Leo, Yuki'nin Nao'ya anlatmış olduğu gibi Polis Ordusu'nun arkasındaydı. Savaş çoktan başlamıştı. Megafondan çıkan ses Askeri Ordu'nun Komutanı Sülo'nun sesiydi.
-Bu kadar ileri gidebileceklerini düşünmezdim. DALGA 10!!
Leo şaşırmıştı ve bir o kadar da heyecanlanmıştı.
-Dalga 10'a kadar gelebildiler mi?! Hüso'yla Dalga 3 bile bizi çok zorlamıştı.
Leo mantarların arasından koşarak savaş meydanına çıkacaktı. Polis Ordusu'nun arkasından saldırı yapmak için tai topladı. Havaya zıpladı. Fakat tam saldırısını yapacakken tam saat üç yönünden gelen korkunç taiyi hissetti. Tai çok hızlı geliyordu. Kaçmasının bir yolu yoktu. Altın renkli eşkenar dörtgen şeklindeki tai saldırısı Leo'nun kafasına çarpmıştı. İçine nüfus etmişti. Yakıyordu. Leo'nun cildinde altın renkli üçgen dövmeler oluşmuştu. Dövmeler hareket ettikçe Leo'ya dayanılmaz bir acı veriyordu. Bu o zamanki saldırıydı, En Güçlüleri Seçme Turnuvası'ndaki, Polis Ordusu'nun dik kafalı gizli silahı, Crisma! Yerde kıvranan Leo'nun tam gözlerinin önüne uçurtma şeklinde prizma olan büyük altın sarısı tai yere çakıldı. Crisma çömmüş yerde yuvarlanan Leo'ya bakıyordu.

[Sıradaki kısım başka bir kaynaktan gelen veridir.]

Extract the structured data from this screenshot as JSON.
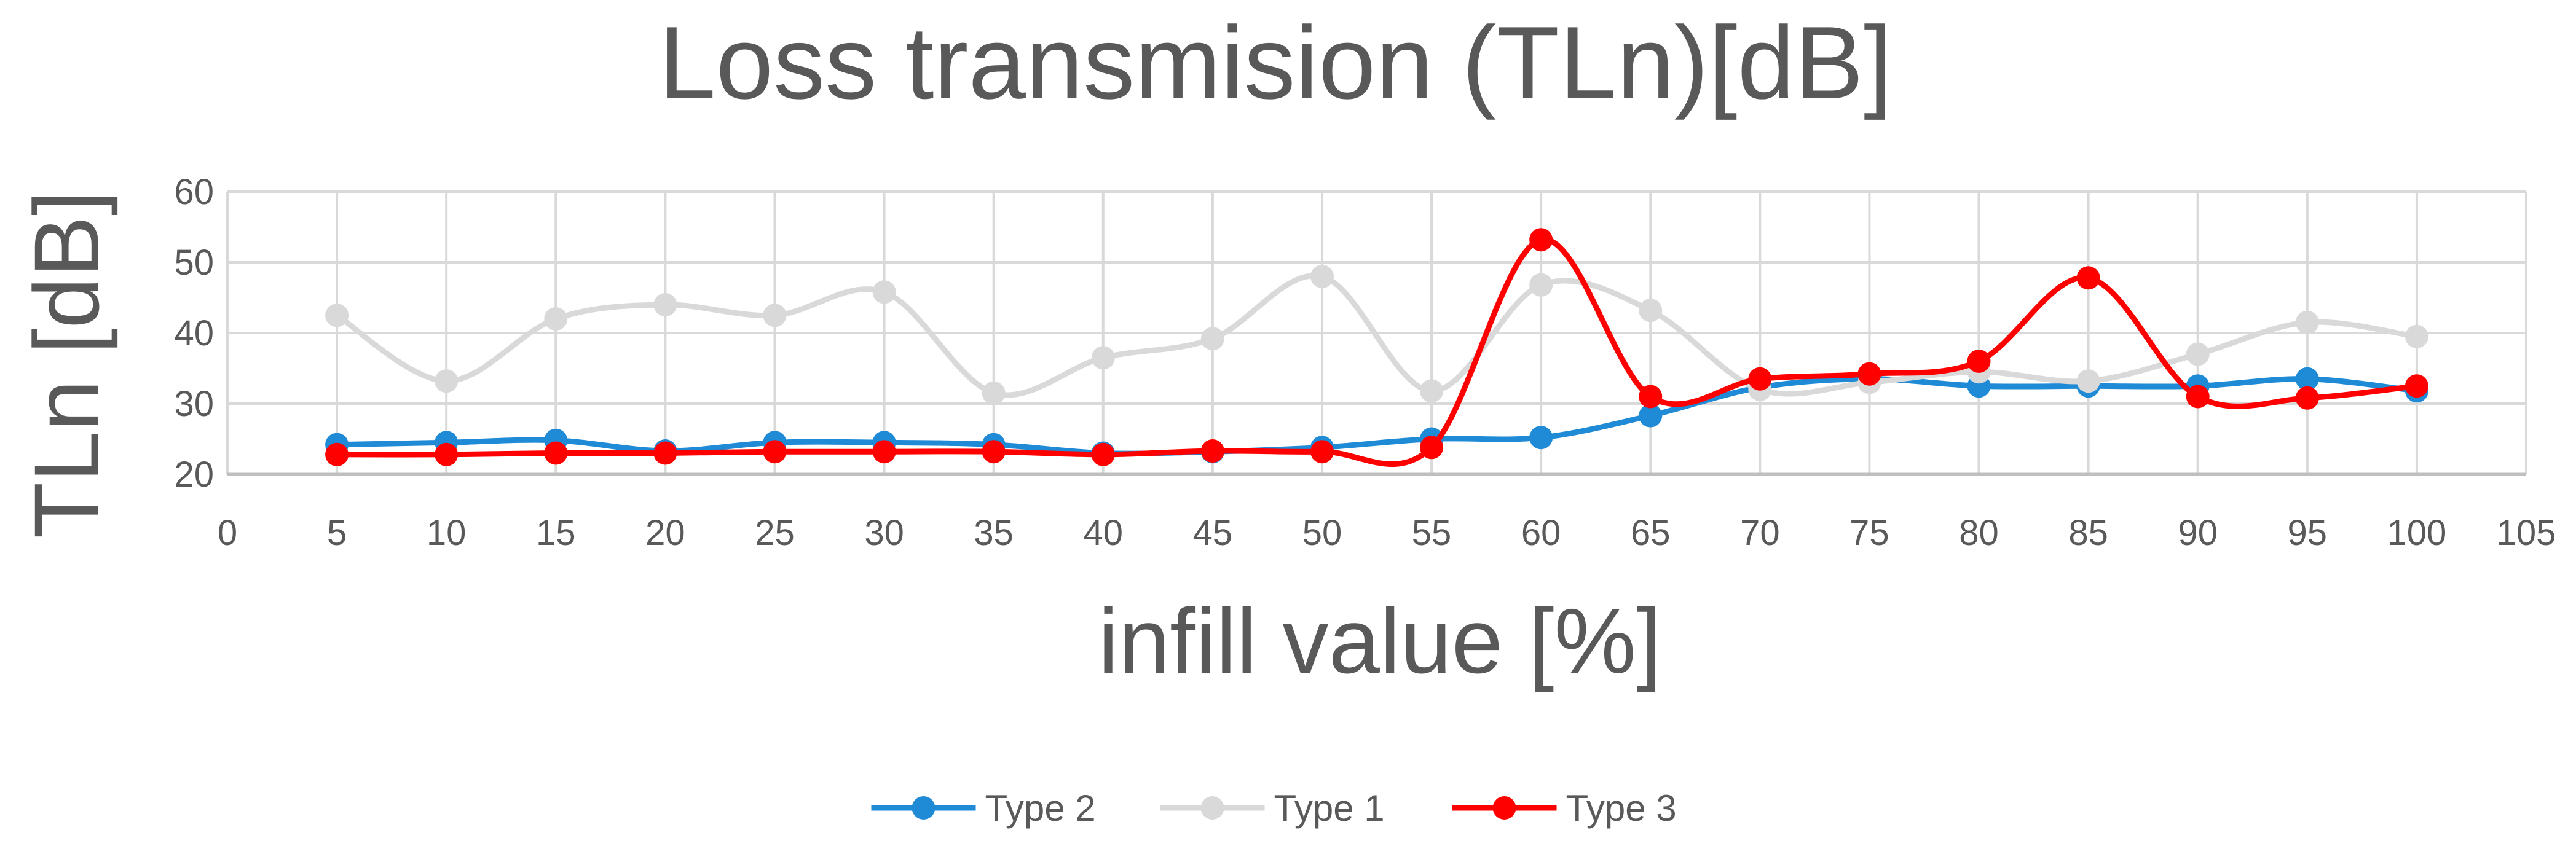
{
  "chart_data": {
    "type": "line",
    "title": "Loss transmision (TLn)[dB]",
    "xlabel": "infill value [%]",
    "ylabel": "TLn [dB]",
    "xlim": [
      0,
      105
    ],
    "ylim": [
      20,
      60
    ],
    "x_ticks": [
      0,
      5,
      10,
      15,
      20,
      25,
      30,
      35,
      40,
      45,
      50,
      55,
      60,
      65,
      70,
      75,
      80,
      85,
      90,
      95,
      100,
      105
    ],
    "y_ticks": [
      20,
      30,
      40,
      50,
      60
    ],
    "x": [
      5,
      10,
      15,
      20,
      25,
      30,
      35,
      40,
      45,
      50,
      55,
      60,
      65,
      70,
      75,
      80,
      85,
      90,
      95,
      100
    ],
    "grid": true,
    "smooth": true,
    "legend_position": "bottom",
    "series": [
      {
        "name": "Type 2",
        "color": "#1f8ad6",
        "values": [
          24.2,
          24.5,
          24.8,
          23.3,
          24.5,
          24.5,
          24.2,
          23.0,
          23.2,
          23.8,
          25.0,
          25.2,
          28.3,
          32.3,
          33.5,
          32.5,
          32.5,
          32.5,
          33.5,
          31.8
        ]
      },
      {
        "name": "Type 1",
        "color": "#d9d9d9",
        "values": [
          42.5,
          33.2,
          42.0,
          44.0,
          42.5,
          45.8,
          31.5,
          36.5,
          39.2,
          48.0,
          31.8,
          46.8,
          43.2,
          32.0,
          33.0,
          34.5,
          33.2,
          37.0,
          41.5,
          39.5
        ]
      },
      {
        "name": "Type 3",
        "color": "#ff0000",
        "values": [
          22.8,
          22.8,
          23.0,
          23.0,
          23.2,
          23.2,
          23.2,
          22.8,
          23.3,
          23.2,
          23.8,
          53.2,
          31.0,
          33.5,
          34.2,
          36.0,
          47.8,
          31.0,
          30.8,
          32.5
        ]
      }
    ]
  }
}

-Siz veletleri gördüğümde arkadaş olabileceğimizi düşünmüştüm. Arkadaşının abisini de dostum olarak gördüm. Fakat sizin buraya gelip Patroniçem'in işine engel olacağınızı öğrenmek...
Crisma'nın etrafında çok yoğun bir tai birikmeye başlamıştı. Rüzgarlar esiyordu. Saçları havalanmıştı. Sesini yükseltti.
-Hatta bunu yaparken Patroniçem'e zarar verebileceğinizi düşünmek, sinirimi tepeme çıkardı.
Leo her zamanki sakinliğini korumaya çalışıyordu. Fakat bu adam deli güçlüydü! Hemen bir hile bulmalıydı. Ya da yardım çağırmalıydı. Ama yardım isteyecek kimsesi yoktu. Bu durumda gücüne asla güvenemezdi. Leo gülümsedi ve konuşmaya başladı.
-Neden bahsediyorsun, karizmatik abim benim?! Hehe. Ben asla o kadar tapılası bir ablaya elimi kaldırmam. Kaldıranı da asla affetmem! Benim tarzım bu. Bilirsin beni.
Leo içten içe korkuyordu. Ne diye bu kadar samimi davranmıştı. Kendi haline içinden gülüyordu. Yüzündeki kendine güvenen gülüşüyle Crisma'nın ne diyeceğini merakla bekliyordu. Crisma'nın anlındaki damarlar şişmişti.
-Hey velet... Benim sıcakkanlılığımı bana karşı mı kullanıyorsun?! Öldürdüğüm adamlardan hiçbir farkın yokmuş. İyi insanları kandırmaya çalışan kötü insanlardı onlar.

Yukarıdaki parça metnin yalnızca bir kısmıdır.